A comparison of an Elizabethan audience with a theatre-full of people at the present day is, in many ways, disadvantageous to the latter. With our forefathers, theatre-going was an exercise in the lovely art of "making-believe." They were told that it was night and they forgot the sunlight; their imaginations swept around England to the trampling of armored kings, or were whisked away at a word to that Bohemia which is a desert country by the sea; and while they looked upon a platform of bare boards, they breathed the sweet air of the Forest of Arden. They needed no scenery by Alma-Tadema to make them think themselves in Rome. "What country, friends, is this?", asked Viola. "This is Illyria, lady." And the boys in the pit scented the keen, salt air and heard the surges crashing on the rocky shore.

Nowadays elaborateness of stage illusion has made spoiled children of us all. We must have a doll with real hair, or else we cannot play at being mothers. We have been pampered with mechanical toys until we have lost the art of playing without them. Where have our imaginations gone, that we must have real rain upon the stage? Shall we clamor for real snow before long, that must be kept in cold storage against the spring season? A longing for concreteness has befogged our fantasy. Even so excellent an actor as Mr. Forbes-Robertson cannot read the great speech beginning, "Look here, upon this picture and on this," in which Hamlet obviously refers to two imaginary portraits in his mind's eye, without pointing successively to two absurd caricatures that are daubed upon the scenery.

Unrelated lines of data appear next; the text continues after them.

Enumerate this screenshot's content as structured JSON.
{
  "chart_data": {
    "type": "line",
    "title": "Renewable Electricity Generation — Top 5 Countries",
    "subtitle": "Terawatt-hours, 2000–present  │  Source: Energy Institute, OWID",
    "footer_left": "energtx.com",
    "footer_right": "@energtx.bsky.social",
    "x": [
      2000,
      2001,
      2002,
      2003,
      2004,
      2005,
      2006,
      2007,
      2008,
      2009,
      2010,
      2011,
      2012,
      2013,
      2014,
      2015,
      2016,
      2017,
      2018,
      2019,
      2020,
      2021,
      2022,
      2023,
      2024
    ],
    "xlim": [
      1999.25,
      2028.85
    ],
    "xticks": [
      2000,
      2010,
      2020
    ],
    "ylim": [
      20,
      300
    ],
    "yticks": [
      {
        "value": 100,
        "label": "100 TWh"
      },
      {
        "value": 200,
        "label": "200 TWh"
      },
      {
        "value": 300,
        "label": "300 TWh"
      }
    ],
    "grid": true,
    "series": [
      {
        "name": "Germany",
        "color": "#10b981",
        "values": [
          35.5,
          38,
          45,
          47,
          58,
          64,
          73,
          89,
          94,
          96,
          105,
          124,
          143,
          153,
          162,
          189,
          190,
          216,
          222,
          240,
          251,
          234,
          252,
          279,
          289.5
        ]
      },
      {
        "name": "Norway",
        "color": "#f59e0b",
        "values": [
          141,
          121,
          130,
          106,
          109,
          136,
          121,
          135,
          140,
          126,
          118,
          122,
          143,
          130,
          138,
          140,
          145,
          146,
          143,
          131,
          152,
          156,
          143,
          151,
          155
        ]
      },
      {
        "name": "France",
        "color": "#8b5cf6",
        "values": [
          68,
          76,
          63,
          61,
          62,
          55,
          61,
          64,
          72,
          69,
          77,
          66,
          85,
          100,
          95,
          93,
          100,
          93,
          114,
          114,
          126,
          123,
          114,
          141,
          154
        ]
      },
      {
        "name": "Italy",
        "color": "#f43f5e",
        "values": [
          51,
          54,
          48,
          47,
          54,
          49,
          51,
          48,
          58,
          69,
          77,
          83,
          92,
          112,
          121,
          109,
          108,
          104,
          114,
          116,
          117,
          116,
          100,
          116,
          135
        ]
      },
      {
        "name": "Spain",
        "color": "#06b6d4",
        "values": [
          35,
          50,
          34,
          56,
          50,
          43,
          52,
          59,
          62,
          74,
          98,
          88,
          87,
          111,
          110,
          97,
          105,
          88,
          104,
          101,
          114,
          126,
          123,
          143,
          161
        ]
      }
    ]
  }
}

The theatre has grown older since the days when Burbage recited that same speech upon a bare platform; but I am not entirely sure that it has grown wiser. We theatre-goers have come to manhood and have put away childish things; but there was a sweetness about the naïveté of childhood that we can never quite regain. No longer do we dream ourselves in a garden of springtide blossoms; we can only look upon canvas trees and paper flowers. No longer are we charmed away to that imagined spot where journeys end in lovers' meeting; we can only look upon love in a parlor and notice that the furniture is natural. No longer do we harken to the rich resonance of the Drama of Rhetoric; no longer do our minds kindle with the brilliant epigrams of the Drama of Conversation. Good reading is disappearing from the stage; and in its place we are left the devices of the stage-carpenter.

It would be absurd to deny that modern stagecraft has made possible in the theatre many excellent effects that were not dreamt of in the philosophy of Shakespeare. Sir Arthur Pinero's plays are better made than those of the Elizabethans, and in a narrow sense hold the mirror up to nature more successfully than theirs. But our latter-day fondness for natural representment has afflicted us with one tendency that the Elizabethans were luckily without. In our desire to imitate the actual facts of life, we sometimes become near-sighted and forget the larger truths that underlie them. We give our plays a definite date by founding them on passing fashions; we make them of an age, not for all time. We discuss contemporary social problems on the stage instead of the eternal verities lodged deep in the general heart of man. We have outgrown our pristine simplicity, but we have not yet arrived at the age of wisdom. Perhaps when playgoers have progressed for another century or two, they may discard some of the trappings and the suits of our present drama, and become again like little children.